Early Modern Terrorism? The Gunpowder Plot of 1605 & its Aftermath (workshop)

Revision as of 12:52, 13 March 2015 by MeaghanBrown (talk | contribs)

For more past programming from the Folger Institute, please see the article Folger Institute scholarly programs archive.

This was a fall 2005 weekend workshop organized by Chris R. Kyle (Syracuse University). Speakers included Ian Archer (Oxford), A.R. Braunmuller (UCLA), David Cressy (Ohio State), Fran Dolan (UC Davis), Paul E. J. Hammer (University of St. Andrews), Jonathan Gil Harris (George Washington University), Jason Peacey (History of Parliament Trust), Charles Tilly (Columbia), and Jenny Wormald (Oxford).

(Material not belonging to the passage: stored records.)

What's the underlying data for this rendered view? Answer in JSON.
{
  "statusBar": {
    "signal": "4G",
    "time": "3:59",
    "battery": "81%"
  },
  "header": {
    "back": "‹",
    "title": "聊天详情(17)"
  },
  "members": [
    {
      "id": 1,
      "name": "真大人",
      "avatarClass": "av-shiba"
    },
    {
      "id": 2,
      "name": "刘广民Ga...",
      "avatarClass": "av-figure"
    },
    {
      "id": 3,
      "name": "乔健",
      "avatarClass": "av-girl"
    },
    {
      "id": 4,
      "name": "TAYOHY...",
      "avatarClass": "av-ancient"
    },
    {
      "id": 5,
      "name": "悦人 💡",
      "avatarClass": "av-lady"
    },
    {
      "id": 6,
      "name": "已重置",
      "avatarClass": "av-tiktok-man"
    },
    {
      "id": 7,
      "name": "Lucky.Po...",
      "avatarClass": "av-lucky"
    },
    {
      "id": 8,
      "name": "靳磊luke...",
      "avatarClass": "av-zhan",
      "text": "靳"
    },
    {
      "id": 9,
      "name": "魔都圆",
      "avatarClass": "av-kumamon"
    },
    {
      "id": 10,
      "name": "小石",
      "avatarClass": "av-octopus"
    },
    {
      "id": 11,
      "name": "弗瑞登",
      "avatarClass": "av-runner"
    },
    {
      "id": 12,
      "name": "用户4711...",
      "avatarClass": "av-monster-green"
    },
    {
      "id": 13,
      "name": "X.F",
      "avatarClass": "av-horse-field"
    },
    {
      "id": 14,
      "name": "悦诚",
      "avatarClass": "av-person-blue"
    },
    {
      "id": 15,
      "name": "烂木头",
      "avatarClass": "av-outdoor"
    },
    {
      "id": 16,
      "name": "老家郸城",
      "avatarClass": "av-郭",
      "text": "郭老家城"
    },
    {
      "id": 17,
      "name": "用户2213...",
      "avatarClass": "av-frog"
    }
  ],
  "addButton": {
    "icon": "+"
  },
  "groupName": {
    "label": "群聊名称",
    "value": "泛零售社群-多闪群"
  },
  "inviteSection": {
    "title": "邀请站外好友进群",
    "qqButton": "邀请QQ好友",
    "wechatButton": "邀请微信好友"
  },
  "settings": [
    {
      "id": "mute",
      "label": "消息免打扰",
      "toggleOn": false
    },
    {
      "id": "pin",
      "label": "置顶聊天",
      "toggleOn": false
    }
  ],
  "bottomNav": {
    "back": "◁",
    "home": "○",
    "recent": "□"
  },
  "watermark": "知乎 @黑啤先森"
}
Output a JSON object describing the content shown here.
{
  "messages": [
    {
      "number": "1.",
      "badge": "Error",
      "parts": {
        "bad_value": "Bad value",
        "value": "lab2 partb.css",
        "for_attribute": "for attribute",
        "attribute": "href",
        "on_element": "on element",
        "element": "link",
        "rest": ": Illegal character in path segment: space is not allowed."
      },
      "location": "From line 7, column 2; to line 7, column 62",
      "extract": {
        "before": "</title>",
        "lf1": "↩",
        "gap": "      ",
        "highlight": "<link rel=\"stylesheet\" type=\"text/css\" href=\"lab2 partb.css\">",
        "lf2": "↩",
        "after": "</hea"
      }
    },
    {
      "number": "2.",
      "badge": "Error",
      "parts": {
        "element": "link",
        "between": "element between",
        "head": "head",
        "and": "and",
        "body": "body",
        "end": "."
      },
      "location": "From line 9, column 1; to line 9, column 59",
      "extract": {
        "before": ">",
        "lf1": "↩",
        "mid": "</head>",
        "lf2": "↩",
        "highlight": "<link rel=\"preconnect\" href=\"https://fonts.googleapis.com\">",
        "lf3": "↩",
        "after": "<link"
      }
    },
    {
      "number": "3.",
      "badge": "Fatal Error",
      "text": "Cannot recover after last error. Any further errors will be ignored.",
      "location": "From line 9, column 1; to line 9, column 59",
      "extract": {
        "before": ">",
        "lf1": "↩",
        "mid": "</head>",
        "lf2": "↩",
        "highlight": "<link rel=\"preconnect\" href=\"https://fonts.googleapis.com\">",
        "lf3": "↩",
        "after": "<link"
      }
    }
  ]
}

This workshop marked the 400th anniversary of the Gunpowder Plot, one of the most dramatic assassination attempts in history. On 5 November 1605, Guy Fawkes and his fellow conspirators were foiled in their plan to detonate barrels of gunpowder at the opening of the English Parliament. Had they succeeded, the overwhelming majority of the political, judicial, religious, and administrative elites of England would simply have disappeared. The resulting power vacuum would have left England open to foreign invasion, re-conversion to Roman Catholicism, and a brutal struggle for the very survival of the nation as an independent entity. The workshop undertook fresh examinations of the documentary record as well as the social, political, religious, and architectural landscapes of early modern London and Westminster. With invited speakers as catalysts to discussion, participants explored such issues as the forms of protest in early modern England, the literary and political aftermath of the event, and the plot’s subsequent memorializations. The workshop considered the historical resonances of the event from multiple perspectives, examining the identities and status of the conspirators, the motivations and consequences of violent interventions in public affairs, the question of early modern terrorism, the political subterfuge of official responses, and the role of print culture in memory. The group also examined literary and dramatic responses to the conspiracy from the production of pamphlets to the performance of Macbeth and the sudden interest of playwrights, theater owners, and audiences in “staged” explosions. To preserve the interactive nature of the workshop, participation was limited to fifty. Applicants described the ways their current research engaged the issues and prepared them to participate actively throughout the sessions.